Report Number: CSL-TR-78-158
Institution: Stanford University, Computer Systems Laboratory
Title: Performance characterization of parallel computations
Author: Lee, Ruby Bei-Loh
Date: September 1978
Abstract: This paper defines and interprets quantitative measures by which we may characterize the absolute and relative performance of a parallel computation, compared with an equivalent serial computation. The absolute performance measures are the Parallelism Index, PI(P), the Utilization, U(P), and the maximum Quality, Q(P). The corresponding relative performance measures are the Speedup, S(P,1), the Efficiency, E(P,1), and the Quality, Q(P,1). We show how the corresponding absolute and relative performance measures are related via the Redundancy measure, R(P,1). We also examine the range of permissible values for each performance measure.
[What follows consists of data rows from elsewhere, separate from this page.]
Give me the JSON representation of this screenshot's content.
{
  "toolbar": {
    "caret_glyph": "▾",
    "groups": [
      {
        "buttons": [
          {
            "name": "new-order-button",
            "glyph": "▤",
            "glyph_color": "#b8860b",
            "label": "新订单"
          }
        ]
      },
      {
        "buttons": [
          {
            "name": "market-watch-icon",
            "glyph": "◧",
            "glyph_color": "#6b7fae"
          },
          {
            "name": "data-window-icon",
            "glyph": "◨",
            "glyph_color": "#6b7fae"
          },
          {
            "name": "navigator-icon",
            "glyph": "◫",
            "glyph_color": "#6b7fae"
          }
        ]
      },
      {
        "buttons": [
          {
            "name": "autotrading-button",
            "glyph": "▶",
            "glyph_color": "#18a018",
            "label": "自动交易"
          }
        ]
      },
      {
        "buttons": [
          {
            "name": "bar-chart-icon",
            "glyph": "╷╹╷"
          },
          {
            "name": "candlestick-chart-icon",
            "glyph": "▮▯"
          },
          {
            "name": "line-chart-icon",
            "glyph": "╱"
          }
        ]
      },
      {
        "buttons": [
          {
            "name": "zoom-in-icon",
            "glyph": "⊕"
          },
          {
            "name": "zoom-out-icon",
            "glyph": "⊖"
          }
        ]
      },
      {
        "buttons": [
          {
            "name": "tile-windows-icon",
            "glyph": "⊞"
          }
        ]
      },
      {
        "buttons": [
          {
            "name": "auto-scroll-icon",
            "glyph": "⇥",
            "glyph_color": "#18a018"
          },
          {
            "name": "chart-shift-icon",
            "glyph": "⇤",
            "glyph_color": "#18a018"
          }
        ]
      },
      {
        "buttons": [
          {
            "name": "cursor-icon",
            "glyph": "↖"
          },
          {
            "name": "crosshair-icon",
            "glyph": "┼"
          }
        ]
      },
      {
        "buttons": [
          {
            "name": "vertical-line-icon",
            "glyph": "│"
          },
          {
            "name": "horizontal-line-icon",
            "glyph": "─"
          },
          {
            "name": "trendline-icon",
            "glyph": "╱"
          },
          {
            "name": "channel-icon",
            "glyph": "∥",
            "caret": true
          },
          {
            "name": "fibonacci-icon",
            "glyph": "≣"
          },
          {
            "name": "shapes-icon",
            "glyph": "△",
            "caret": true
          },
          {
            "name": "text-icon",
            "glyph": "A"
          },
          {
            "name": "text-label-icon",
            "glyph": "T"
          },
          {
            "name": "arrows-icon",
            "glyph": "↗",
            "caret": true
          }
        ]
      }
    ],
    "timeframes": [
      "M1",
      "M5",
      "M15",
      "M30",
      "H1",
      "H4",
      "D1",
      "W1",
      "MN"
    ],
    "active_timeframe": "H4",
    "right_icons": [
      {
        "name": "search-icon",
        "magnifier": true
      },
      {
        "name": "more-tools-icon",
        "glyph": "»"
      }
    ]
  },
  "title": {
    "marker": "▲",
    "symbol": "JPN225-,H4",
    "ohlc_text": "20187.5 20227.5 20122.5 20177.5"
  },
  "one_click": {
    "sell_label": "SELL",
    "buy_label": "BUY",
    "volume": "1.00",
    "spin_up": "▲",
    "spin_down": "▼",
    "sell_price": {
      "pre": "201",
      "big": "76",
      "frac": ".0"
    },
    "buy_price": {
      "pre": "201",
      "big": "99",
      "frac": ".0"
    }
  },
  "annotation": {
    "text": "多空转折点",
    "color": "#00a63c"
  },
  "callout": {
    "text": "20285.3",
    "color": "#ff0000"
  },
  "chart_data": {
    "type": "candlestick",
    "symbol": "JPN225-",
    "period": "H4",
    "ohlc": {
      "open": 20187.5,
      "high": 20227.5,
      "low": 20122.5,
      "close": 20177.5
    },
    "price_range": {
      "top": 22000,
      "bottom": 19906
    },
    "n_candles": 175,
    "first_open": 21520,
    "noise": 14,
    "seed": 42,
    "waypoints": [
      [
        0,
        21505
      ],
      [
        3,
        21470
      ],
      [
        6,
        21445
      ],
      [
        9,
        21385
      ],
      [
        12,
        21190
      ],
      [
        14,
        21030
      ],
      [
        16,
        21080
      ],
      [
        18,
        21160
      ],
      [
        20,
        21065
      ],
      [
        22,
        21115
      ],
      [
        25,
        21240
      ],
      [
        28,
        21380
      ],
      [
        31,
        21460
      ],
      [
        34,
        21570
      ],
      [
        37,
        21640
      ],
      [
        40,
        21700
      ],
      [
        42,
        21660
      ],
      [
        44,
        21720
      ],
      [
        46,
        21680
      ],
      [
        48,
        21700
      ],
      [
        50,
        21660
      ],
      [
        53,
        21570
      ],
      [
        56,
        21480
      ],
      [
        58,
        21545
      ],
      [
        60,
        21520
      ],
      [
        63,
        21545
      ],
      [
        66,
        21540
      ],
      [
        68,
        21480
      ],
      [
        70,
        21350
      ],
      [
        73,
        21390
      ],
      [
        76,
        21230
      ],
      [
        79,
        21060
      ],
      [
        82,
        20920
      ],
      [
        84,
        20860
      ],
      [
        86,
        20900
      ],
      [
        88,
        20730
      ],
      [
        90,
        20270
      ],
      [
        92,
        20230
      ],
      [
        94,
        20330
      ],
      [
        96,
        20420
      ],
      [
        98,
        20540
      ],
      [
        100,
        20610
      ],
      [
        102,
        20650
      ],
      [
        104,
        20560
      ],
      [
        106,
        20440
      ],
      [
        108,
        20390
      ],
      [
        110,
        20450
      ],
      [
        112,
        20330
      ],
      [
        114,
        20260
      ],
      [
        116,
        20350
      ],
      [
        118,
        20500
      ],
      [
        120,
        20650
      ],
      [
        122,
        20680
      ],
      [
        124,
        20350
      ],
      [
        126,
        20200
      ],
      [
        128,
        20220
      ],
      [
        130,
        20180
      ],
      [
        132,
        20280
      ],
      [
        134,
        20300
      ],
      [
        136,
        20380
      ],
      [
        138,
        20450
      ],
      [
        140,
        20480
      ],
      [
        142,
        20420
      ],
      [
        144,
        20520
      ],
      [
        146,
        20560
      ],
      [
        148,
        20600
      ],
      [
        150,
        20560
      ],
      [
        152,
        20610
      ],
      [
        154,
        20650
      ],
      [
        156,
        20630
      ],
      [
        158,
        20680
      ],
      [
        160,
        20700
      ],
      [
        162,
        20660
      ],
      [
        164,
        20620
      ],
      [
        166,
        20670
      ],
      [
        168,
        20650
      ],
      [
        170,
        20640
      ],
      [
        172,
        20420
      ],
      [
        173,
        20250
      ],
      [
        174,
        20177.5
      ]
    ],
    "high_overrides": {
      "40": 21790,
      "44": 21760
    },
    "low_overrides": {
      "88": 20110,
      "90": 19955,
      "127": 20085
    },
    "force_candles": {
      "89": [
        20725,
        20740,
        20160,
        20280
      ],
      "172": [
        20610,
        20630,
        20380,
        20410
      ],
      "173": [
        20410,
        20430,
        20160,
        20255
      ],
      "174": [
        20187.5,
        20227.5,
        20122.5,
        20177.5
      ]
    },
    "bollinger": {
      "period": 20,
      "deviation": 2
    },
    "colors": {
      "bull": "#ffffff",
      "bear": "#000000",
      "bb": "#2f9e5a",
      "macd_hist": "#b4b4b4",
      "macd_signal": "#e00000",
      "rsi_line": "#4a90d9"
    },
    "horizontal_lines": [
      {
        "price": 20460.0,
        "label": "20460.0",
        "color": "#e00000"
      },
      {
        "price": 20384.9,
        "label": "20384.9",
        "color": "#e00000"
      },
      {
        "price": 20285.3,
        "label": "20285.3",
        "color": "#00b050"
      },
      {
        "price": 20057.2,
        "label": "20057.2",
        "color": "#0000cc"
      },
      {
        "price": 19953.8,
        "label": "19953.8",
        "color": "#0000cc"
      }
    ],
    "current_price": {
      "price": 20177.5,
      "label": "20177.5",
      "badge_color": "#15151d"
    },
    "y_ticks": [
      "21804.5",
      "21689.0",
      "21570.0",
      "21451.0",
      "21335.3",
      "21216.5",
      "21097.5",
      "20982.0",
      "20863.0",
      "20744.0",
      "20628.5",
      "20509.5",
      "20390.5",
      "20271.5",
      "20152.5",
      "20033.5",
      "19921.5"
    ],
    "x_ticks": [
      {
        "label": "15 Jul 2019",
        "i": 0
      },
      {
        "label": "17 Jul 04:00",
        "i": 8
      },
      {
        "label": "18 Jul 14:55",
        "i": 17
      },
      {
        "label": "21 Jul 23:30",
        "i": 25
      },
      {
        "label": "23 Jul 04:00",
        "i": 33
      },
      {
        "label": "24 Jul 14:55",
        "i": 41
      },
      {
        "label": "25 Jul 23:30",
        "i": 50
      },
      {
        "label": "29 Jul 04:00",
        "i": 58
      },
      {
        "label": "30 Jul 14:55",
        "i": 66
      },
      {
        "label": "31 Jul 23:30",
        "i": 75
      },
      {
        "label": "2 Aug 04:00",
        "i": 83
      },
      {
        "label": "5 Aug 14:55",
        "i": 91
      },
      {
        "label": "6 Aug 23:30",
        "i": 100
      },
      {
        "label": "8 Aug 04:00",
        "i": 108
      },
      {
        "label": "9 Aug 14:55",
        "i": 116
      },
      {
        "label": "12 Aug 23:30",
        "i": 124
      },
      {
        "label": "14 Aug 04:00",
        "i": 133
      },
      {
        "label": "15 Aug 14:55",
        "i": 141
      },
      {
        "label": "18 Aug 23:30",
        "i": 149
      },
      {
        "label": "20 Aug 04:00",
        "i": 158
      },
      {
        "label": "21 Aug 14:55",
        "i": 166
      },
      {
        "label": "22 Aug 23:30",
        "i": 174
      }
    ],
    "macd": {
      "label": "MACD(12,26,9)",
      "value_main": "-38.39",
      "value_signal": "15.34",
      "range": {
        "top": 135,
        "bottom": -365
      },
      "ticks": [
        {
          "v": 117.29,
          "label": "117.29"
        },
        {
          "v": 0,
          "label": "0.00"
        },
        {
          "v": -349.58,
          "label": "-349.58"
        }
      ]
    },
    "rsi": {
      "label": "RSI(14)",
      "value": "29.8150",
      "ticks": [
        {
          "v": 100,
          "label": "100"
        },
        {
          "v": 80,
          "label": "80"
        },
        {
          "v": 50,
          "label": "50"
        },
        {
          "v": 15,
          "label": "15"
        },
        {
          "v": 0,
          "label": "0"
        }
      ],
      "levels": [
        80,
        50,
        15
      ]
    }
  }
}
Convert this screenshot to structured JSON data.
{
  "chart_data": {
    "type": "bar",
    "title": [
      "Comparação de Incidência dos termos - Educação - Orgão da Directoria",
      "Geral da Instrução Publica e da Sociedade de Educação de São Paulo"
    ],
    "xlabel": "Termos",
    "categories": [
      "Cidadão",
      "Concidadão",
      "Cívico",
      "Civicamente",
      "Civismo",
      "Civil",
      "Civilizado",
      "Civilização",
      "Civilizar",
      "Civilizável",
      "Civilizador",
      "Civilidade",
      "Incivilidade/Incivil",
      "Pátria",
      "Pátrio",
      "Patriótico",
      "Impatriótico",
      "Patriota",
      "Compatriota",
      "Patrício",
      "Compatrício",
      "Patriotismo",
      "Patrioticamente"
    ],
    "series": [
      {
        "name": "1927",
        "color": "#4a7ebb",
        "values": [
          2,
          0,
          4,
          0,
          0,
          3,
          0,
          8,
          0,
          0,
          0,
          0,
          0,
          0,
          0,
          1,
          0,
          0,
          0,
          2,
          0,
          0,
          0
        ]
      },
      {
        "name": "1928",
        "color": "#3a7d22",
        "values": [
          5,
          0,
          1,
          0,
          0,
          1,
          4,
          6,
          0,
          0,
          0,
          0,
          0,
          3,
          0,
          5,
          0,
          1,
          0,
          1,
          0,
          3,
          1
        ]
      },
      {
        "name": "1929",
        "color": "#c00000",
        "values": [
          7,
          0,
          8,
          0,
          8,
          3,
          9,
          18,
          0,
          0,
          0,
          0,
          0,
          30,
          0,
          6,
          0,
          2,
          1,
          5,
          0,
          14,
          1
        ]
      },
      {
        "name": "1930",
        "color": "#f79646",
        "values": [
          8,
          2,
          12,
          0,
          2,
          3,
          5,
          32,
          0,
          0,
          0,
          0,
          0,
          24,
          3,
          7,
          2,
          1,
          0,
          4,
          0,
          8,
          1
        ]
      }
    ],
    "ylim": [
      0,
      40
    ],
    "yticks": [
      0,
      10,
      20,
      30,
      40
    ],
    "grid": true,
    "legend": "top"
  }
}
Ideally, we would like to compare an optimal parallel computation with an optimal equivalent serial computation, in order to determine the performance improvements due solely to parallel versus serial processing. Toward this end, we define optimal parallel and serial computations, and show such optimality may be approximated in practice. In order to facilitate the calculation of the above performance measures, we show how the complexity of modelling an arbitrary parallel computation may be reduced substantially to two simple canonical forms, which we denote the computation's Parallelism Profile and TOP-form. Finally we show how all the canonical forms and performance measures may be generalized from one computation to a set of computations, to arrive at aggregate canonical and performance descriptions.